Cell Phone Search Debate Continues

In the era of smartphones, the Supreme Court recently heard two cases that could change what it means to perform an “unreasonable search and seizure”. Smartphones carry so much information that the court is trying to decide if it is fair game to use them to gain evidence.

Many of the justices agree that there should be some limit to what police officers have the right to search. Some say that all information, except that which relates to the specific crime, should be off limits. The Fourth Amendment prohibits unreasonable searches and seizures.

Currently police are allowed warrantless searches to ensure that the suspect does not have any weapons and that they do not try to destroy any evidence. A major concern among law enforcement is that once someone knows they are a suspect they will delete all relevant information from their phone.

Those that oppose the searches say that cell phones hold more personal information than they have in the past. Photos, call and text records, internet search history, financial information, and social media activity are readily available through smartphones.

Justice Elena Kagan argues that cellphones are more advanced than ever before, “They’re computers. They have as much computing capacity as laptops did five years ago. And ­everybody under a certain age, let’s say under 40, has everything on them.”

MSNBC reported that the case was sparked by an earlier case, Riley v. California. Riley was arrested for concealed weapons. Police searched his phone and found evidence linking him to an earlier crime. He was later tried and convicted of attempted murder. He is arguing that the search violated his Fourth Amendment right.

In the second case, Wurie v. U.S. government, Wurie was arrested when police saw him taking part in what seemed to be a drug deal. They confiscated his cell phone as part of the arrest.
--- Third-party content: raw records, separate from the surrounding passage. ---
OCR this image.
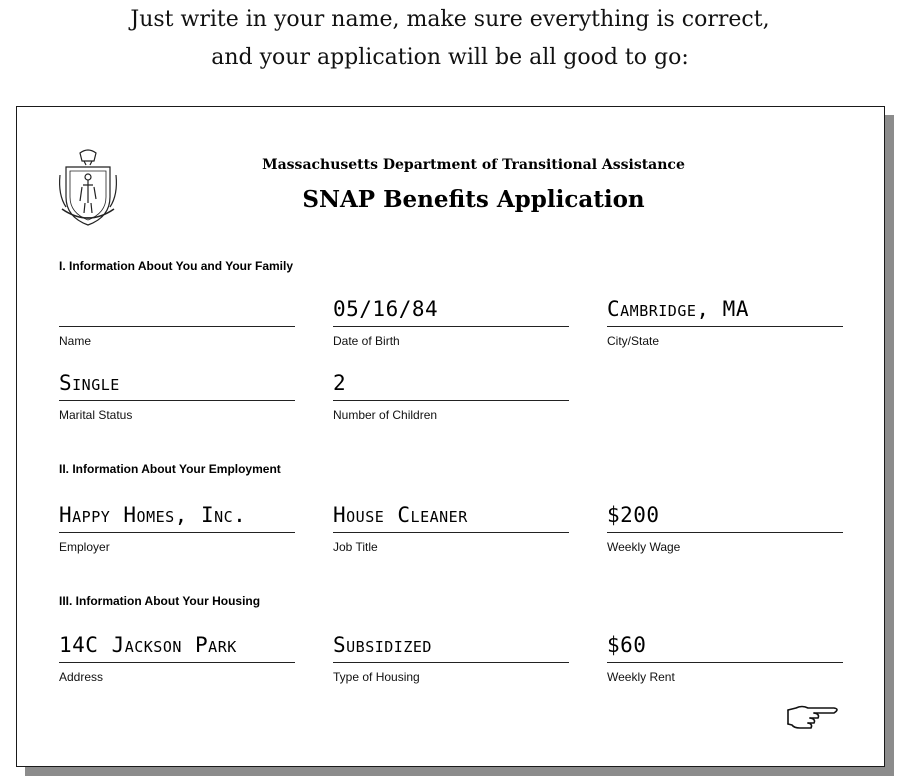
Just write in your name, make sure everything is correct,
and your application will be all good to go:
Massachusetts Department of Transitional Assistance
SNAP Benefits Application
I. Information About You and Your Family
Name
05/16/84
Date of Birth
Cambridge, MA
City/State
Single
Marital Status
2
Number of Children
II. Information About Your Employment
Happy Homes, Inc.
Employer
House Cleaner
Job Title
$200
Weekly Wage
III. Information About Your Housing
14C Jackson Park
Address
Subsidized
Type of Housing
$60
Weekly Rent
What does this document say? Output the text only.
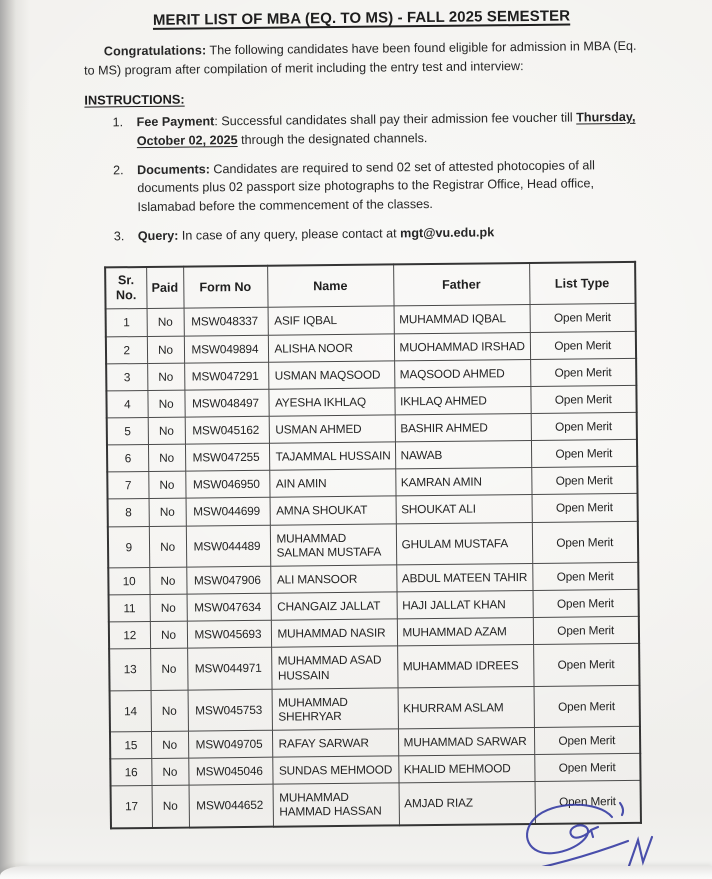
MERIT LIST OF MBA (EQ. TO MS) - FALL 2025 SEMESTER

Congratulations: The following candidates have been found eligible for admission in MBA (Eq. to MS) program after compilation of merit including the entry test and interview:

INSTRUCTIONS:
1.	Fee Payment: Successful candidates shall pay their admission fee voucher till Thursday, October 02, 2025 through the designated channels.
2.	Documents: Candidates are required to send 02 set of attested photocopies of all documents plus 02 passport size photographs to the Registrar Office, Head office, Islamabad before the commencement of the classes.
3.	Query: In case of any query, please contact at mgt@vu.edu.pk
Sr.
No.	Paid	Form No	Name	Father	List Type
1	No	MSW048337	ASIF IQBAL	MUHAMMAD IQBAL	Open Merit
2	No	MSW049894	ALISHA NOOR	MUOHAMMAD IRSHAD	Open Merit
3	No	MSW047291	USMAN MAQSOOD	MAQSOOD AHMED	Open Merit
4	No	MSW048497	AYESHA IKHLAQ	IKHLAQ AHMED	Open Merit
5	No	MSW045162	USMAN AHMED	BASHIR AHMED	Open Merit
6	No	MSW047255	TAJAMMAL HUSSAIN	NAWAB	Open Merit
7	No	MSW046950	AIN AMIN	KAMRAN AMIN	Open Merit
8	No	MSW044699	AMNA SHOUKAT	SHOUKAT ALI	Open Merit
9	No	MSW044489	MUHAMMAD
SALMAN MUSTAFA	GHULAM MUSTAFA	Open Merit
10	No	MSW047906	ALI MANSOOR	ABDUL MATEEN TAHIR	Open Merit
11	No	MSW047634	CHANGAIZ JALLAT	HAJI JALLAT KHAN	Open Merit
12	No	MSW045693	MUHAMMAD NASIR	MUHAMMAD AZAM	Open Merit
13	No	MSW044971	MUHAMMAD ASAD
HUSSAIN	MUHAMMAD IDREES	Open Merit
14	No	MSW045753	MUHAMMAD
SHEHRYAR	KHURRAM ASLAM	Open Merit
15	No	MSW049705	RAFAY SARWAR	MUHAMMAD SARWAR	Open Merit
16	No	MSW045046	SUNDAS MEHMOOD	KHALID MEHMOOD	Open Merit
17	No	MSW044652	MUHAMMAD
HAMMAD HASSAN	AMJAD RIAZ	Open Merit
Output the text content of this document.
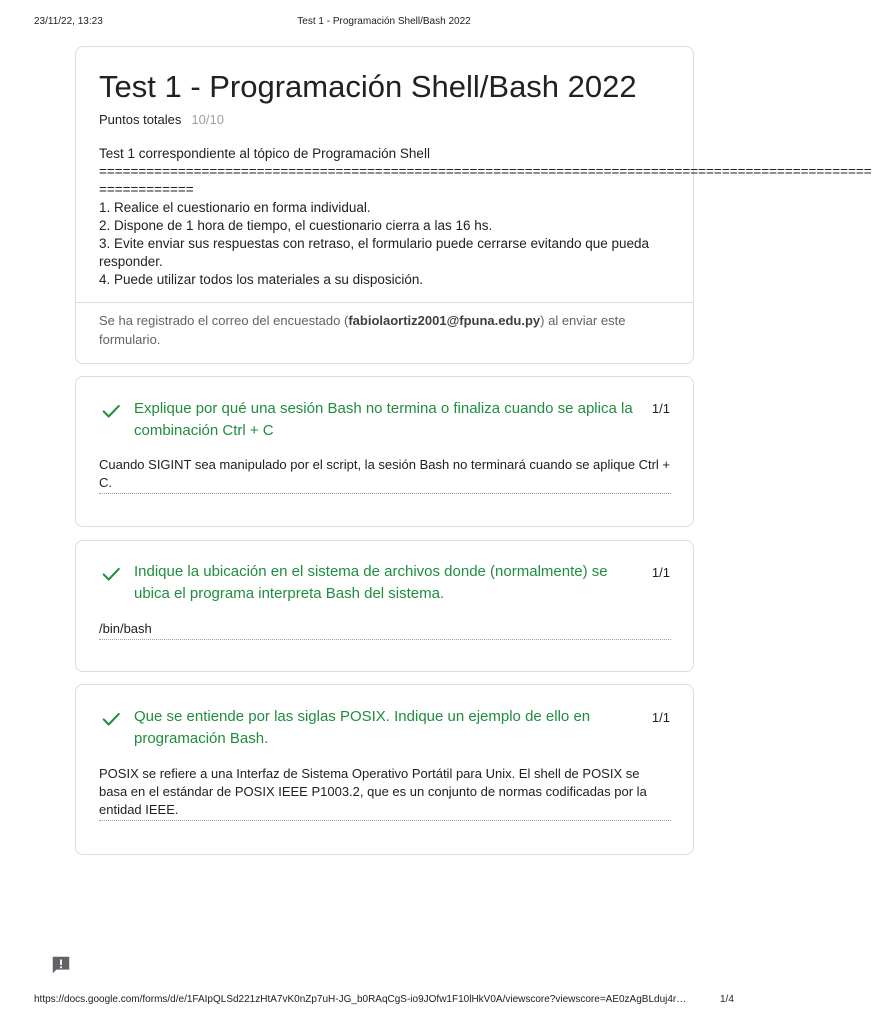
23/11/22, 13:23	Test 1 - Programación Shell/Bash 2022
Test 1 - Programación Shell/Bash 2022
Puntos totales 10/10
Test 1 correspondiente al tópico de Programación Shell
==================================================================================================
============
1. Realice el cuestionario en forma individual.
2. Dispone de 1 hora de tiempo, el cuestionario cierra a las 16 hs.
3. Evite enviar sus respuestas con retraso, el formulario puede cerrarse evitando que pueda responder.
4. Puede utilizar todos los materiales a su disposición.
Se ha registrado el correo del encuestado (fabiolaortiz2001@fpuna.edu.py) al enviar este formulario.
Explique por qué una sesión Bash no termina o finaliza cuando se aplica la combinación Ctrl + C
1/1
Cuando SIGINT sea manipulado por el script, la sesión Bash no terminará cuando se aplique Ctrl + C.
Indique la ubicación en el sistema de archivos donde (normalmente) se ubica el programa interpreta Bash del sistema.
1/1
/bin/bash
Que se entiende por las siglas POSIX. Indique un ejemplo de ello en programación Bash.
1/1
POSIX se refiere a una Interfaz de Sistema Operativo Portátil para Unix. El shell de POSIX se basa en el estándar de POSIX IEEE P1003.2, que es un conjunto de normas codificadas por la entidad IEEE.
https://docs.google.com/forms/d/e/1FAIpQLSd221zHtA7vK0nZp7uH-JG_b0RAqCgS-io9JOfw1F10lHkV0A/viewscore?viewscore=AE0zAgBLduj4r…	1/4
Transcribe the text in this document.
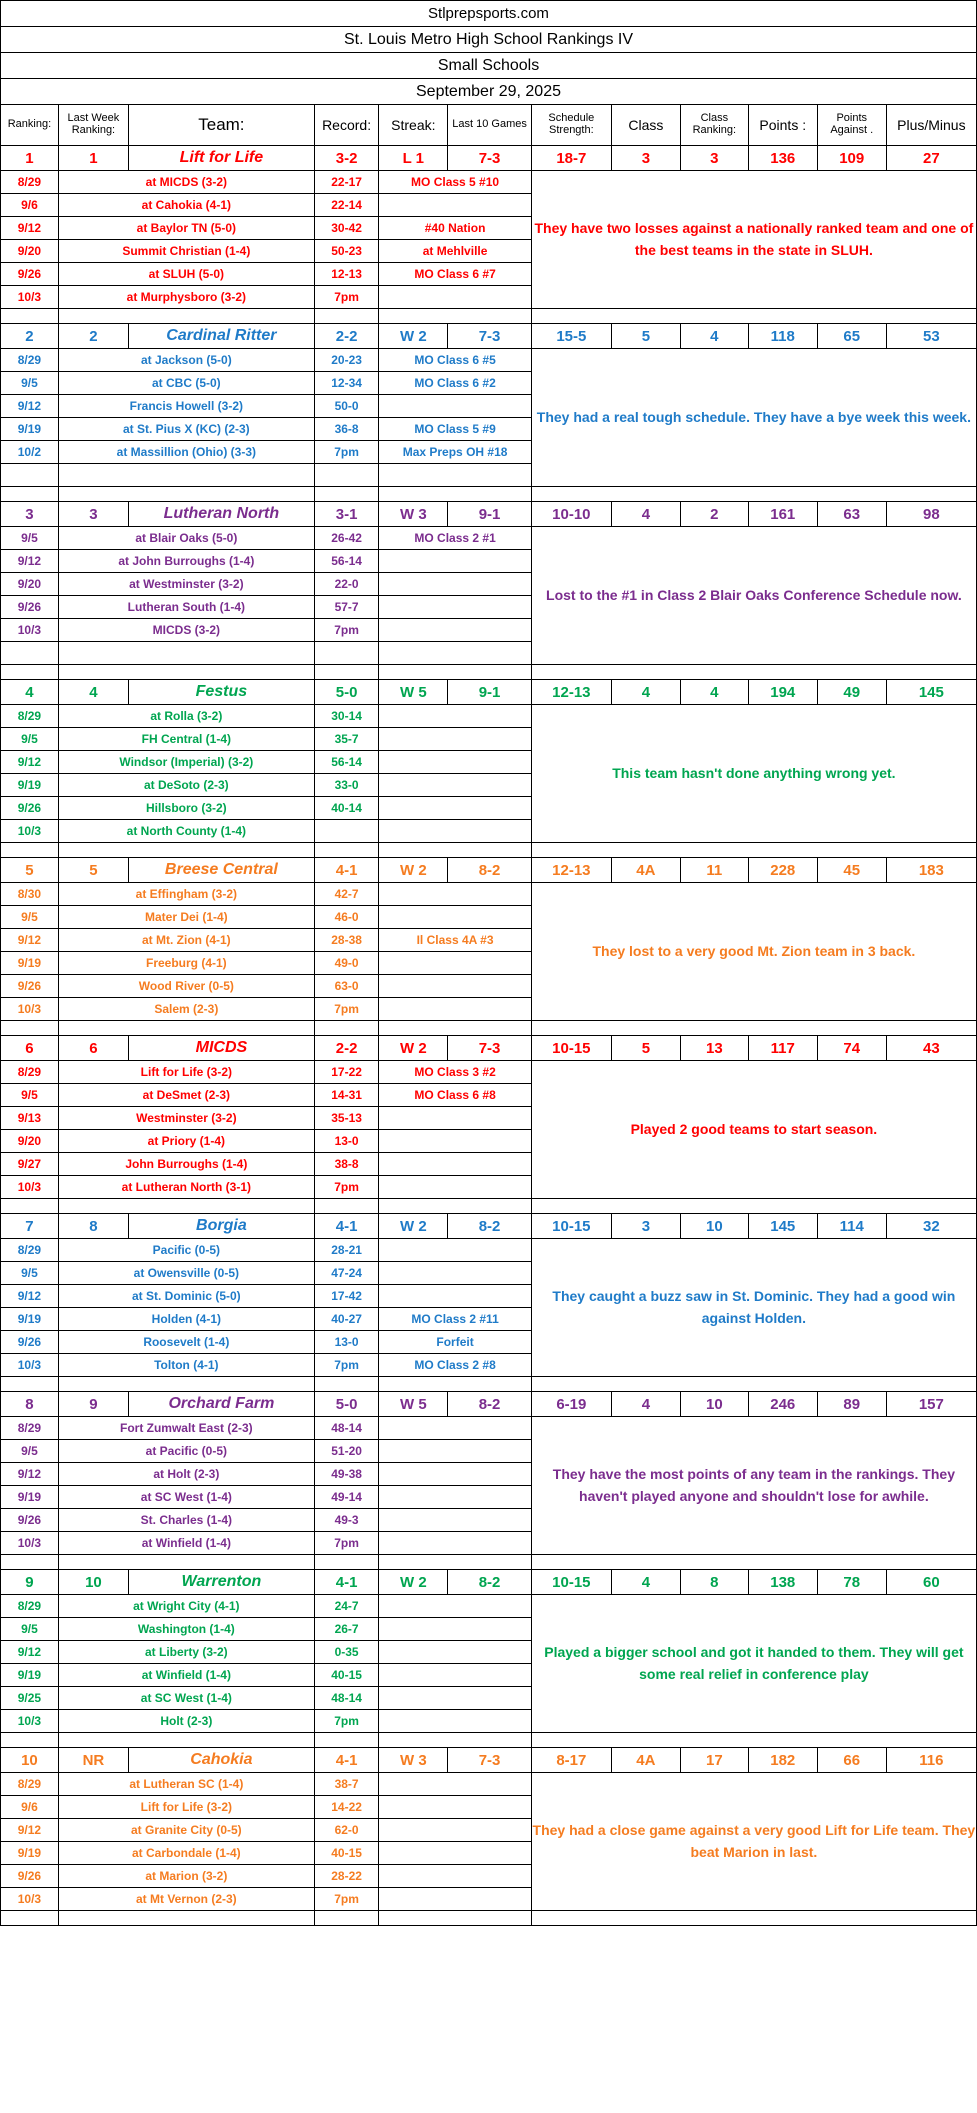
Stlprepsports.com											
St. Louis Metro High School Rankings IV											
Small Schools											
September 29, 2025											
Ranking:	Last Week Ranking:	Team:	Record:	Streak:	Last 10 Games	Schedule Strength:	Class	Class Ranking:	Points :	Points Against .	Plus/Minus
1	1	Lift for Life	3-2	L 1	7-3	18-7	3	3	136	109	27
8/29	at MICDS (3-2)		22-17	MO Class 5 #10		They have two losses against a nationally ranked team and one of the best teams in the state in SLUH.					
9/6	at Cahokia (4-1)		22-14								
9/12	at Baylor TN (5-0)		30-42	#40 Nation							
9/20	Summit Christian (1-4)		50-23	at Mehlville							
9/26	at SLUH (5-0)		12-13	MO Class 6 #7							
10/3	at Murphysboro (3-2)		7pm								

2	2	Cardinal Ritter	2-2	W 2	7-3	15-5	5	4	118	65	53
8/29	at Jackson (5-0)		20-23	MO Class 6 #5		They had a real tough schedule. They have a bye week this week.					
9/5	at CBC (5-0)		12-34	MO Class 6 #2							
9/12	Francis Howell (3-2)		50-0								
9/19	at St. Pius X (KC) (2-3)		36-8	MO Class 5 #9							
10/2	at Massillion (Ohio) (3-3)		7pm	Max Preps OH #18							

3	3	Lutheran North	3-1	W 3	9-1	10-10	4	2	161	63	98
9/5	at Blair Oaks (5-0)		26-42	MO Class 2 #1		Lost to the #1 in Class 2 Blair Oaks Conference Schedule now.					
9/12	at John Burroughs (1-4)		56-14								
9/20	at Westminster (3-2)		22-0								
9/26	Lutheran South (1-4)		57-7								
10/3	MICDS (3-2)		7pm								

4	4	Festus	5-0	W 5	9-1	12-13	4	4	194	49	145
8/29	at Rolla (3-2)		30-14			This team hasn't done anything wrong yet.					
9/5	FH Central (1-4)		35-7								
9/12	Windsor (Imperial) (3-2)		56-14								
9/19	at DeSoto (2-3)		33-0								
9/26	Hillsboro (3-2)		40-14								
10/3	at North County (1-4)										

5	5	Breese Central	4-1	W 2	8-2	12-13	4A	11	228	45	183
8/30	at Effingham (3-2)		42-7			They lost to a very good Mt. Zion team in 3 back.					
9/5	Mater Dei (1-4)		46-0								
9/12	at Mt. Zion (4-1)		28-38	Il Class 4A #3							
9/19	Freeburg (4-1)		49-0								
9/26	Wood River (0-5)		63-0								
10/3	Salem (2-3)		7pm								

6	6	MICDS	2-2	W 2	7-3	10-15	5	13	117	74	43
8/29	Lift for Life (3-2)		17-22	MO Class 3 #2		Played 2 good teams to start season.					
9/5	at DeSmet (2-3)		14-31	MO Class 6 #8							
9/13	Westminster (3-2)		35-13								
9/20	at Priory (1-4)		13-0								
9/27	John Burroughs (1-4)		38-8								
10/3	at Lutheran North (3-1)		7pm								

7	8	Borgia	4-1	W 2	8-2	10-15	3	10	145	114	32
8/29	Pacific (0-5)		28-21			They caught a buzz saw in St. Dominic. They had a good win against Holden.					
9/5	at Owensville (0-5)		47-24								
9/12	at St. Dominic (5-0)		17-42								
9/19	Holden (4-1)		40-27	MO Class 2 #11							
9/26	Roosevelt (1-4)		13-0	Forfeit							
10/3	Tolton (4-1)		7pm	MO Class 2 #8							

8	9	Orchard Farm	5-0	W 5	8-2	6-19	4	10	246	89	157
8/29	Fort Zumwalt East (2-3)		48-14			They have the most points of any team in the rankings. They haven't played anyone and shouldn't lose for awhile.					
9/5	at Pacific (0-5)		51-20								
9/12	at Holt (2-3)		49-38								
9/19	at SC West (1-4)		49-14								
9/26	St. Charles (1-4)		49-3								
10/3	at Winfield (1-4)		7pm								

9	10	Warrenton	4-1	W 2	8-2	10-15	4	8	138	78	60
8/29	at Wright City (4-1)		24-7			Played a bigger school and got it handed to them. They will get some real relief in conference play					
9/5	Washington (1-4)		26-7								
9/12	at Liberty (3-2)		0-35								
9/19	at Winfield (1-4)		40-15								
9/25	at SC West (1-4)		48-14								
10/3	Holt (2-3)		7pm								

10	NR	Cahokia	4-1	W 3	7-3	8-17	4A	17	182	66	116
8/29	at Lutheran SC (1-4)		38-7			They had a close game against a very good Lift for Life team. They beat Marion in last.					
9/6	Lift for Life (3-2)		14-22								
9/12	at Granite City (0-5)		62-0								
9/19	at Carbondale (1-4)		40-15								
9/26	at Marion (3-2)		28-22								
10/3	at Mt Vernon (2-3)		7pm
While it was in possession of the police, a call kept coming through from “my house”. They used this number to track down his home address, and when searched found drugs and weapons.

The state of California and U.S. government are fighting back saying cell phones should be treated just like anything found in one’s pocket, regardless of the amount of personal information they contain.

Chief Justice John Roberts questioned whether some apps, such as Facebook and Twitter, grant people any privacy. He says the point of the app is inherently to share thoughts and photos with others, making in public.

Justice Antonin Scallia was on the fence about the topic. He was concerned that the time spent to get a warrant to search a phone could interfere with bringing criminals to justice. He later stated that if someone were to be pulled over for not wearing a seatbelt it would be “absurd” to search their phone.

Kagan defended her position saying, “It sounds good as a limiting principle, but it ends up you can imagine in every case that the police could really look at everything.”

No decision has been reached as to how the Supreme Court will limit the information police are entitled to search, if they do at all. In the meantime, both Riley and Wurie are appealing their cases claiming their Fourth Amendment right was violated.